L'Abitibi-Témiscamingue au cœur d'une crise de l'itinérance sans précédent
Les récents résultats préliminaires du dénombrement de l'itinérance de 2025 dressent un portrait sombre et sans équivoque : la précarité résidentielle ne se contente plus de persister au Québec, elle s’intensifie à une vitesse fulgurante. En l'espace de trois ans, la province a enregistré une hausse moyenne de 20 % de sa population itinérante. Ce constat vient valider les cris d'alarme lancés depuis longtemps par les élus municipaux aux quatre coins du territoire.
Si la tendance est lourde à l'échelle nationale, certaines régions traversent une véritable tempête socio-économique. Cinq régions administratives affichent des augmentations vertigineuses dépassant les 50 % : L'Abitibi-Témiscamingue, Les Laurentides, La Côte-Nord, Laval, Le Saguenay–Lac-Saint-Jean.

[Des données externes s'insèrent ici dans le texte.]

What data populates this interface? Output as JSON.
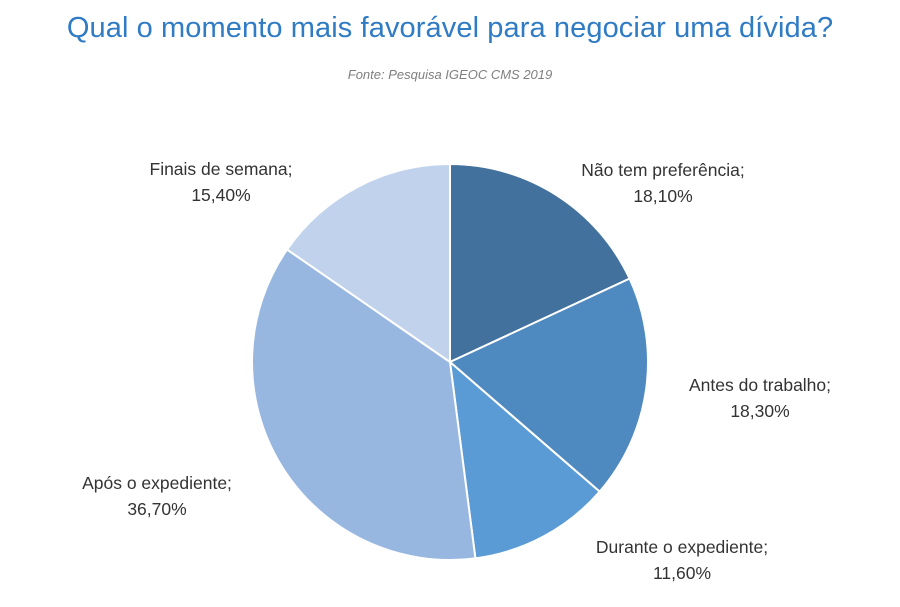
{
  "title": "Qual o momento mais favorável para negociar uma dívida?",
  "source": "Fonte: Pesquisa IGEOC CMS 2019",
  "chart_data": {
    "type": "pie",
    "title": "Qual o momento mais favorável para negociar uma dívida?",
    "start_angle_deg": 0,
    "direction": "clockwise",
    "slices": [
      {
        "label": "Não tem preferência;",
        "value": 18.1,
        "value_label": "18,10%",
        "color": "#41719c"
      },
      {
        "label": "Antes do trabalho;",
        "value": 18.3,
        "value_label": "18,30%",
        "color": "#4e89bf"
      },
      {
        "label": "Durante o expediente;",
        "value": 11.6,
        "value_label": "11,60%",
        "color": "#5b9bd5"
      },
      {
        "label": "Após o expediente;",
        "value": 36.7,
        "value_label": "36,70%",
        "color": "#98b7e0"
      },
      {
        "label": "Finais de semana;",
        "value": 15.4,
        "value_label": "15,40%",
        "color": "#c1d3ec"
      }
    ]
  }
}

Pour l’Abitibi-Témiscamingue, ces chiffres confirment une dégradation drastique du tissu social, où l'éloignement des grands centres et les particularités climatiques rendent la situation des personnes sans abri encore plus vulnérable.
Malgré les injections de fonds publics et les divers plans d’action gouvernementaux déployés ces dernières années, les indicateurs restent au rouge. Les mesures actuelles semblent agir comme de simples pansements sur des plaies profondes, s’avérant incapables d’endiguer la spirale de la marginalisation. Cette détérioration continue exerce une pression insoutenable sur les administrations locales.
Dépourvues de leviers législatifs et financiers pour s'attaquer aux causes structurelles de la pauvreté, les villes se retrouvent en première ligne pour gérer des crises qu'elles n'ont pas les moyens de résoudre. Le manque d'accès aux soins de santé mentale, la pénurie de services sociaux et les inégalités croissantes ne peuvent plus être gérés à la pièce.